Parachat Mikets, 7ème et 8ème jours de ‘Hanouka

Ressentir les souffrances de l’autre …

et jouir de sa délivrance

Rav Eliahou ELKAIM

L’attitude de Joseph nous révèle le secret de sa personnalité ; même après son avènement comme vice-roi d’Egypte, dans toutes les situations, il sait comment ressentir les souffrances et les besoins de l’autre.

Les dernières parachioth du livre de Béréchit décrivent les péripéties de Joseph et de ses frères. Une lecture attentive des textes permet de percevoir la main divine qui dirige d’en haut tout le déroulement des événements. Et cela même lorsque les hommes et leurs actes sont impliqués.
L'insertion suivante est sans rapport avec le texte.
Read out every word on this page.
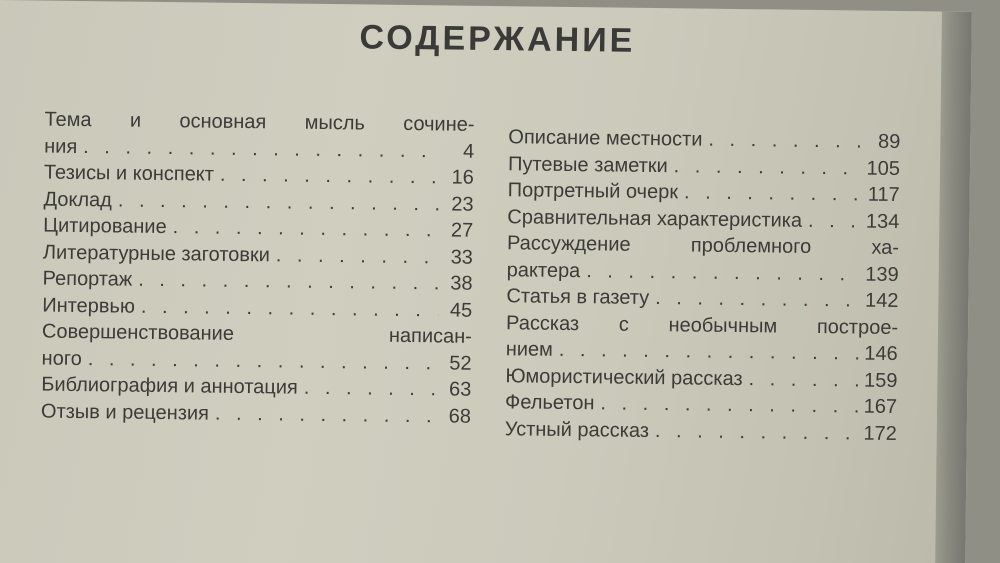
СОДЕРЖАНИЕ
Тема и основная мысль сочине-
ния . . .	4
Тезисы и конспект . . .	16
Доклад . . .	23
Цитирование . . .	27
Литературные заготовки . . .	33
Репортаж . . .	38
Интервью . . .	45
Совершенствование	написан-
ного . . .	52
Библиография и аннотация . . .	63
Отзыв и рецензия . . .	68
Описание местности . . .	89
Путевые заметки . . .	105
Портретный очерк . . .	117
Сравнительная характеристика . . .	134
Рассуждение	проблемного	ха-
рактера . . .	139
Статья в газету . . .	142
Рассказ с необычным построе-
нием . . .	146
Юмористический рассказ . . .	159
Фельетон . . .	167
Устный рассказ . . .	172
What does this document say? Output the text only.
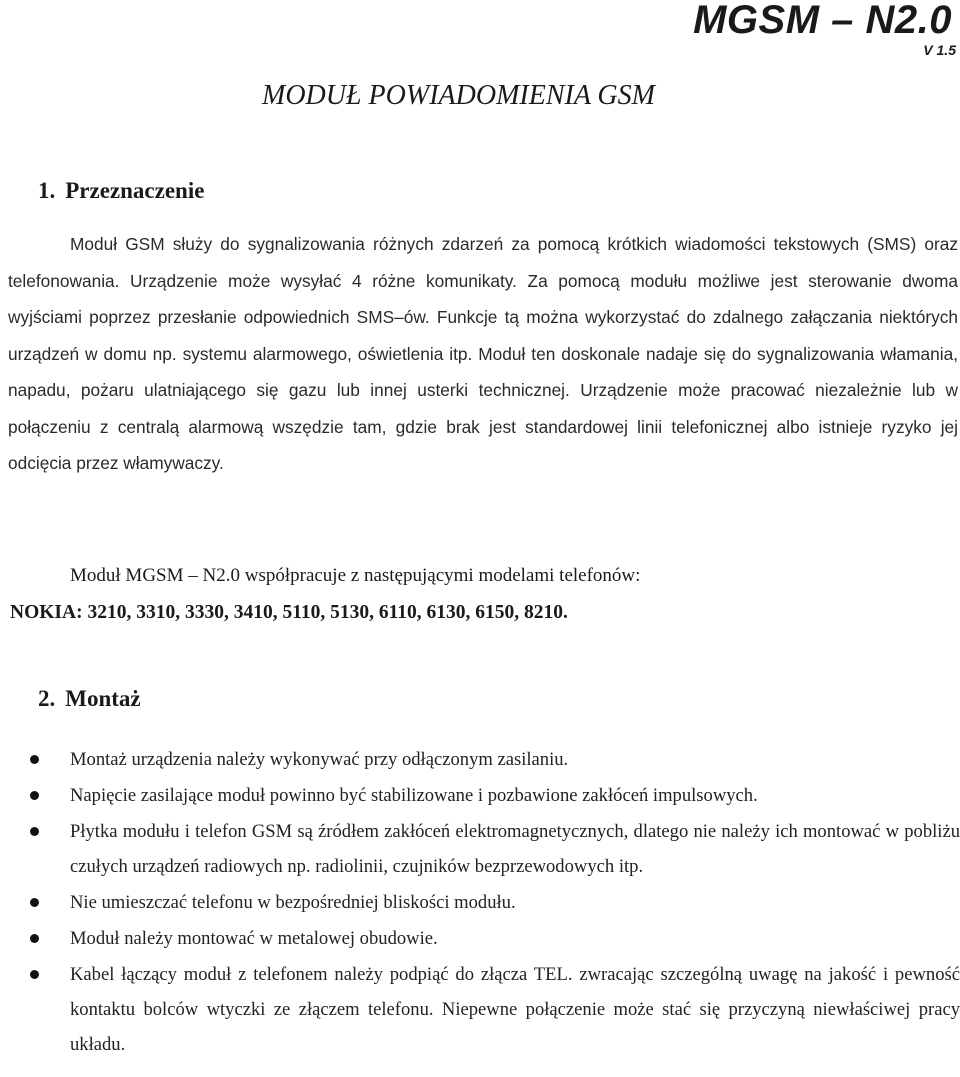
MGSM – N2.0
V 1.5
MODUŁ POWIADOMIENIA GSM
1. Przeznaczenie

Moduł GSM służy do sygnalizowania różnych zdarzeń za pomocą krótkich wiadomości tekstowych (SMS) oraz telefonowania. Urządzenie może wysyłać 4 różne komunikaty. Za pomocą modułu możliwe jest sterowanie dwoma wyjściami poprzez przesłanie odpowiednich SMS–ów. Funkcje tą można wykorzystać do zdalnego załączania niektórych urządzeń w domu np. systemu alarmowego, oświetlenia itp. Moduł ten doskonale nadaje się do sygnalizowania włamania, napadu, pożaru ulatniającego się gazu lub innej usterki technicznej. Urządzenie może pracować niezależnie lub w połączeniu z centralą alarmową wszędzie tam, gdzie brak jest standardowej linii telefonicznej albo istnieje ryzyko jej odcięcia przez włamywaczy.

Moduł MGSM – N2.0 współpracuje z następującymi modelami telefonów:

NOKIA: 3210, 3310, 3330, 3410, 5110, 5130, 6110, 6130, 6150, 8210.

2. Montaż
Montaż urządzenia należy wykonywać przy odłączonym zasilaniu.
Napięcie zasilające moduł powinno być stabilizowane i pozbawione zakłóceń impulsowych.
Płytka modułu i telefon GSM są źródłem zakłóceń elektromagnetycznych, dlatego nie należy ich montować w pobliżu czułych urządzeń radiowych np. radiolinii, czujników bezprzewodowych itp.
Nie umieszczać telefonu w bezpośredniej bliskości modułu.
Moduł należy montować w metalowej obudowie.
Kabel łączący moduł z telefonem należy podpiąć do złącza TEL. zwracając szczególną uwagę na jakość i pewność kontaktu bolców wtyczki ze złączem telefonu. Niepewne połączenie może stać się przyczyną niewłaściwej pracy układu.
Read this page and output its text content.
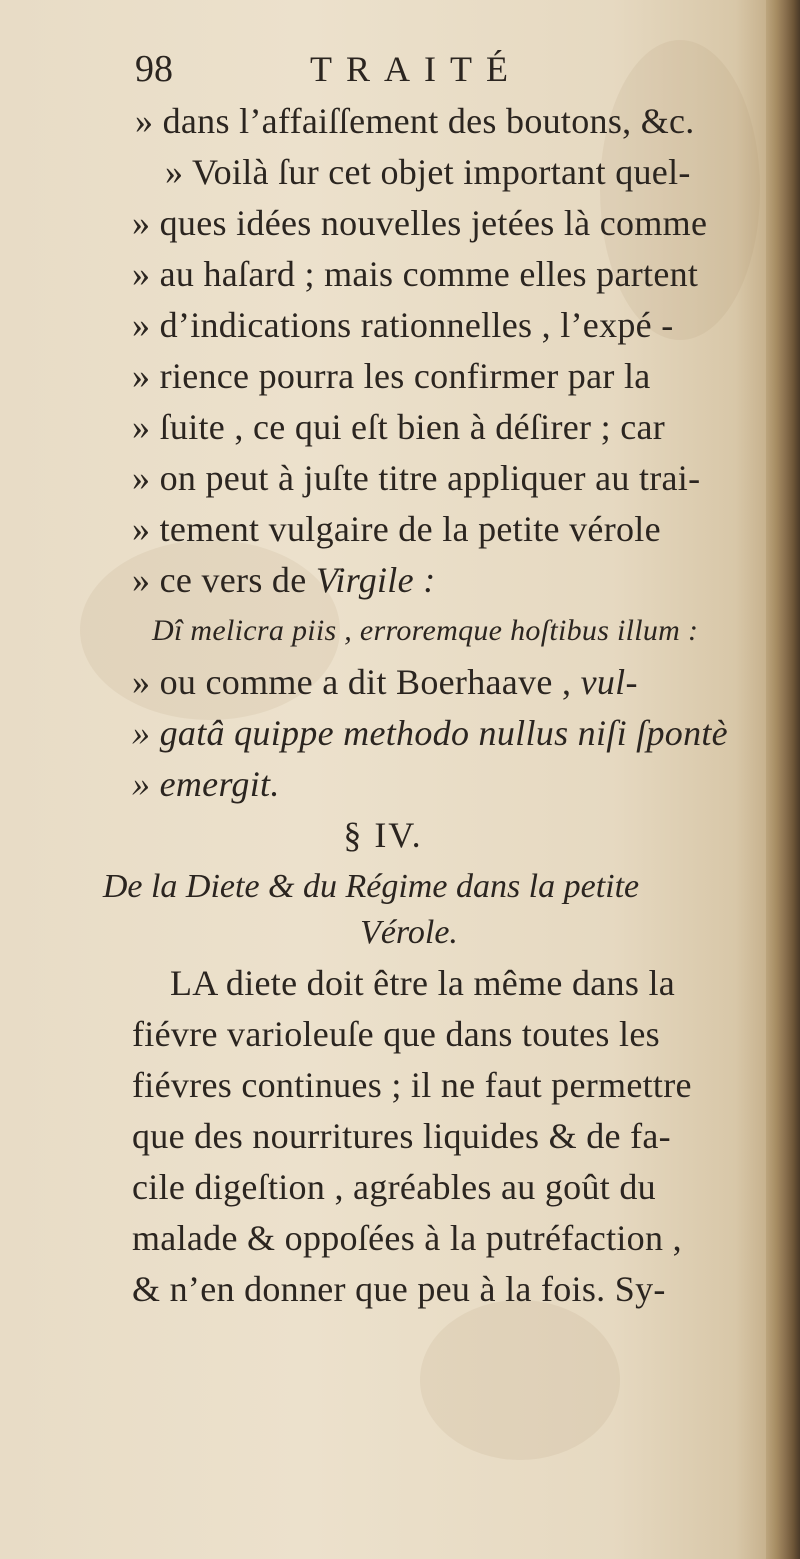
98	TRAITÉ

» dans l’affaiſſement des boutons, &c.

» Voilà ſur cet objet important quel-

» ques idées nouvelles jetées là comme

» au haſard ; mais comme elles partent

» d’indications rationnelles , l’expé -

» rience pourra les confirmer par la

» ſuite , ce qui eſt bien à déſirer ; car

» on peut à juſte titre appliquer au trai-

» tement vulgaire de la petite vérole

» ce vers de Virgile :

Dî melicra piis , erroremque hoſtibus illum :

» ou comme a dit Boerhaave , vul-

» gatâ quippe methodo nullus niſi ſpontè

» emergit.

§ IV.

De la Diete & du Régime dans la petite

Vérole.

LA diete doit être la même dans la

fiévre varioleuſe que dans toutes les

fiévres continues ; il ne faut permettre

que des nourritures liquides & de fa-

cile digeſtion , agréables au goût du

malade & oppoſées à la putréfaction ,

& n’en donner que peu à la fois. Sy-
Tout en restant cachée, c’est cette main qui prépare l’accomplissement de la Parole, transmise à Avraham au moment de l’alliance dite « entre les morceaux », le brit ben habétarim, allliance entre D.ieu et le patriarche.

A cette occasion, D.ieu dit a Avraham : « Sache-le bien, ta postérité séjournera sur une terre étrangère, où elle sera asservie et opprimée durant quatre cent ans. Mais à son tour, la nation qu’ils servirons sera jugée par Moi, et alors il la quitteront avec de grandes richesses » (Genèse 15 ; 13-14).

Tout l’avenir du peuple juif dépend de la mise en marche de ce processus. Le Midrach illustre cela par une métaphore :

« Rabbi Béra’hia rapporte au nom de Rabbi Yéhouda Ben Simone : l’histoire de Joseph peut être comparée à celle d’un veau et de sa mère.

On essayait sans résultat d’emmener une vache vers les abattoirs. Pour y parvenir, et en dernier recours, on tira son enfant devant elle et elle le suivit sans résistance.

De la même façon, pour réaliser la parole divine, Yaakov aurait dû être déporté en Egypte, même s’il avait fallut pour cela l’enchaîner.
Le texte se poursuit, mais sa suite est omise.